CEO Peter Beck said DoD should reconsider its requirements for national security launch providers
WASHINGTON — Rocket Lab sees the U.S. military as a potential customer of the company’s future medium-lift rocket, Neutron. But unless the Defense Department changes its requirements for launch providers, new entrants like Rocket Lab will be unable to compete for contracts, the company’s CEO Peter Beck said Jan. 17.
Speaking on a webcast hosted by the investment banking firm Canaccord Genuity, Beck said Rocket Lab is on an aggressive schedule to complete the development of Neutron for a 2024 debut. The reusable rocket’s main target customers will be commercial operators building large constellations but the company also hopes to compete for national security missions.
Although DoD invested more than $24 million in the development of Neutron’s upper stage, its rules for national security launch providers ensure that the only eligible competitors are companies that fly heavy rockets.
In order to win the National Security Space Launch Phase 2 contracts, SpaceX and United Launch Alliance had to demonstrate their vehicles can fly payloads to nine “reference orbits” which requires medium and heavy launch vehicles.
The Space Force is now contemplating a new strategy for NSSL Phase 3 that would be more flexible, perhaps allowing companies that can’t fly to all orbits to compete for less demanding missions.
Beck said Rocket Lab would be happy to bid Neutron for medium-lift launches but the company would not invest in a heavy launcher if that’s what it took to win an NSSL contract.
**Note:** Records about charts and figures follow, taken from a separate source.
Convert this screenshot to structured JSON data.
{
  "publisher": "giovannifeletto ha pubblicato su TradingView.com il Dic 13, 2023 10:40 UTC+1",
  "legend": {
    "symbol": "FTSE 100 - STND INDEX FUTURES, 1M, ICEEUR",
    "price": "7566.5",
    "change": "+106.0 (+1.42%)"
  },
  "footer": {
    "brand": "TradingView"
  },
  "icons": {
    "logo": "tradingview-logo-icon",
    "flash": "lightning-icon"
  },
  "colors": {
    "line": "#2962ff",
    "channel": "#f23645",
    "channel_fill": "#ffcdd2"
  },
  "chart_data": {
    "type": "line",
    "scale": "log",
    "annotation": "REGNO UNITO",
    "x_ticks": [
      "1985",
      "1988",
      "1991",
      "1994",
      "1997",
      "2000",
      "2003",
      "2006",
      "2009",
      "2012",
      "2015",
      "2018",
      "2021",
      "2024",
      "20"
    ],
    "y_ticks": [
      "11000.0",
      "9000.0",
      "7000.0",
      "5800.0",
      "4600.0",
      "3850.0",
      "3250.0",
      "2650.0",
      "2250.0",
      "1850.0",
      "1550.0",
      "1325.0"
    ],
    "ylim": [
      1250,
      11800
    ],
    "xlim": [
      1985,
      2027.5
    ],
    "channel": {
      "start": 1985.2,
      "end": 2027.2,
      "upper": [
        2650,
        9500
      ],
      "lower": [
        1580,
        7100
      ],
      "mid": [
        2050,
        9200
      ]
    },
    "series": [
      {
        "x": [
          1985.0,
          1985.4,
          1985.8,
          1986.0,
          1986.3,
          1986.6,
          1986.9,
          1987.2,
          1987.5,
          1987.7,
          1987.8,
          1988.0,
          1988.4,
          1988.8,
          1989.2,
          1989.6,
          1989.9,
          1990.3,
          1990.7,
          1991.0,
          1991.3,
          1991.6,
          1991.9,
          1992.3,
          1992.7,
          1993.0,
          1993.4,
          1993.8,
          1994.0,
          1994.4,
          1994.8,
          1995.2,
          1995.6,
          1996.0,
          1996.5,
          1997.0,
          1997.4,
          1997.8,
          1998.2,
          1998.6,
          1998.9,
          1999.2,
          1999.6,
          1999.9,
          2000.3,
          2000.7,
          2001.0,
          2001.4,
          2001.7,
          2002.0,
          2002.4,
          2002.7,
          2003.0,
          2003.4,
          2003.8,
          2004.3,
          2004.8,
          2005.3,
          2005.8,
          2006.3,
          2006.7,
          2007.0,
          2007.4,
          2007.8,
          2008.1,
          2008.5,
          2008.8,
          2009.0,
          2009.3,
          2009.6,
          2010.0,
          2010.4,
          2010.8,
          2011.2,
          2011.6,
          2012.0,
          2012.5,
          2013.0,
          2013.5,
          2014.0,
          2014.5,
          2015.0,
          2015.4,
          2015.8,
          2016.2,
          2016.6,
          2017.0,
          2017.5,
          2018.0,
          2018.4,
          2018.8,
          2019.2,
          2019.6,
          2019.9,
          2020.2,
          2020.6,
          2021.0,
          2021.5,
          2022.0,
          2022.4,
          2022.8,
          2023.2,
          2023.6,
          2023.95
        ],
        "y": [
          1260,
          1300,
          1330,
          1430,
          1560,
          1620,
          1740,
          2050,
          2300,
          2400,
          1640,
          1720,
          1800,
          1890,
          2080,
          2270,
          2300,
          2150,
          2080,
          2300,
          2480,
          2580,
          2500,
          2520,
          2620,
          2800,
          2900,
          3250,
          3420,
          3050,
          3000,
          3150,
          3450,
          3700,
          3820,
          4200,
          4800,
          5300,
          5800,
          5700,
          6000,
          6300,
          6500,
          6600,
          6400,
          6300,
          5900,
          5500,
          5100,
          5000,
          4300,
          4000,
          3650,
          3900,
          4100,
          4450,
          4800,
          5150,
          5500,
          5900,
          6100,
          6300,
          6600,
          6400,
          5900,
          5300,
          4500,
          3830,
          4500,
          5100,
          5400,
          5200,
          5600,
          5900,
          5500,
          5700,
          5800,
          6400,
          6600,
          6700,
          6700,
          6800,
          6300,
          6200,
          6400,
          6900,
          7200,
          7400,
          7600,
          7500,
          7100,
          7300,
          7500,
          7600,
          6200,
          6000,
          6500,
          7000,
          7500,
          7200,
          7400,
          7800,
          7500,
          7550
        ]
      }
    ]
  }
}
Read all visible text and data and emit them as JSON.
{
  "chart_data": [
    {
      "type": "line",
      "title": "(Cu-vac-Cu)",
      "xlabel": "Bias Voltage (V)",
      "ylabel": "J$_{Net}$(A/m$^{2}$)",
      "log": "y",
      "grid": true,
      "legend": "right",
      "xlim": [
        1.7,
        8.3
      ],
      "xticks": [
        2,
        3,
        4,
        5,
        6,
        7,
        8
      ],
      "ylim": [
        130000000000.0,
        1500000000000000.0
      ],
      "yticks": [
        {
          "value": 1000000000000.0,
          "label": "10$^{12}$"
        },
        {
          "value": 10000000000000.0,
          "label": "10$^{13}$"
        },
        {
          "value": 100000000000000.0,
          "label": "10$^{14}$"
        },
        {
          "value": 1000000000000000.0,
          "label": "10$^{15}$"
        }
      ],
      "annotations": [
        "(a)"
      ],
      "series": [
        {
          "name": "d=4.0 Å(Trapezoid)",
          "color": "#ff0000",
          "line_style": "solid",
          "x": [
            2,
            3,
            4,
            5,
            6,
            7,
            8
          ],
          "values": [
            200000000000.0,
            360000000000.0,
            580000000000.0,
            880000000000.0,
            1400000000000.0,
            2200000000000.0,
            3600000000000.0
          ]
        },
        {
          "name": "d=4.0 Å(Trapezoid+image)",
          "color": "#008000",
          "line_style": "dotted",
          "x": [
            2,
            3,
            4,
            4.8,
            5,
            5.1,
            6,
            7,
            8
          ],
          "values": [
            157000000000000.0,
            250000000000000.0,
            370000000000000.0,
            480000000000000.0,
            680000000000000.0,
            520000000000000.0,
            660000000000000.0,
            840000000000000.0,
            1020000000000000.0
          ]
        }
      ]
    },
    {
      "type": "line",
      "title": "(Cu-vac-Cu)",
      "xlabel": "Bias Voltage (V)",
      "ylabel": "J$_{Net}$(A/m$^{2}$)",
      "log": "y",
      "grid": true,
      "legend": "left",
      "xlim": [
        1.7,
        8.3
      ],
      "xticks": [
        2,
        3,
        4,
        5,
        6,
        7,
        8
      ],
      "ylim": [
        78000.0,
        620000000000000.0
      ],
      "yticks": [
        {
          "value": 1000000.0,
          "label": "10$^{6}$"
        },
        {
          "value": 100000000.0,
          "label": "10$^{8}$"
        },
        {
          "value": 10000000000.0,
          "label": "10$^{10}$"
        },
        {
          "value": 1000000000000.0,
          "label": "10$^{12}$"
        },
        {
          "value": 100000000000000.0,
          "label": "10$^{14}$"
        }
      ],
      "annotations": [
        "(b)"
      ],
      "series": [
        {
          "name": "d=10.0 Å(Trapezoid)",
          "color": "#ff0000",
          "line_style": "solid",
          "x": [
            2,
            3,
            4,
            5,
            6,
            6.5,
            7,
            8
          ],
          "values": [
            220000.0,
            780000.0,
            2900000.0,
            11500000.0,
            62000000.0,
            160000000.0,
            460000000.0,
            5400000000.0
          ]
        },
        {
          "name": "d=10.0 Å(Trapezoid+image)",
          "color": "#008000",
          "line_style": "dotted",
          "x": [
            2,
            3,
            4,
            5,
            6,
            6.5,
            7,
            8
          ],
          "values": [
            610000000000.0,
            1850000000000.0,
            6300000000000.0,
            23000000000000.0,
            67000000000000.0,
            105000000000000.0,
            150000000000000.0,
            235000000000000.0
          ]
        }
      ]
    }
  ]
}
“I’d love to see a Phase 3 environment where Neutron is on board,” he said. “I think that would offer the nation the most amount of flexibility, the most robust launch access and quite frankly, the lowest price.”
Neutron was designed to lift 8,000 kilograms to low Earth orbit while recovering the first stage, or up to 15,000 kilograms if the first stage is expended.
Rocket Lab is building a Neutron factory in Accomack County, Virginia, next to the Wallops Flight Facility, where it will soon start launching its small rocket Electron and where it plans to launch Neutron.
Beck said DoD should reconsider its requirements for launch providers given the current market conditions. The cost of meeting government requirements is too high for commercial companies, he said, considering the small number of NSSL launches that are projected.
“The big dog on on the street is no longer the government, the big dog on the street are the large, really well funded commercial entities that are looking to build constellations,” said Beck.
If competing for Phase 3 requires building a fleet of vehicles to cover all NSSL payload requirements, “in our case we would have to build a Neutron heavy,” Beck said. “That would be a very difficult commercial decision because you need to spend like a billion dollars to play in that game.”
A company is not going to spend a billion dollars to chase a handful of NSSL launches “when there’s commercial constellations that are looking to acquire years of your capability,” he said.
“What I hope happens in Phase 3 is that the government realizes there’s actually a variety of vehicles out there that will be super useful for the nation’s national security.”
A tough road ahead for Neutron
Beck said he’s confident about Neutron’s development so far but recent launch failures are a reminder of the difficulties not only of bringing a new vehicle to market but also of flying it reliably and consistently.
“It’s been a tough couple of months for launch vehicles,” he said, citing recent failures by a Chinese launcherEurope’s Vega C, Virgin Orbit and ABL Space.
“The reality is that it’s really hard to build a small launch vehicle and launch it, and it’s even harder to do it over and over and over again.”
Rocket Lab and Electron, he said “have proven ourselves and we’re going strong … but it’s easy to get excited and deliver a vehicle to the pad, but that’s when the work really starts.”
Beck said Neutron is on a compressed timeline, “and we’ve simplified the problems as far as we can. But at the end of the day it is a rocket development program. And I’m sure there’ll be things that come up and hit us in the face, but at this point we’re holding our ground.”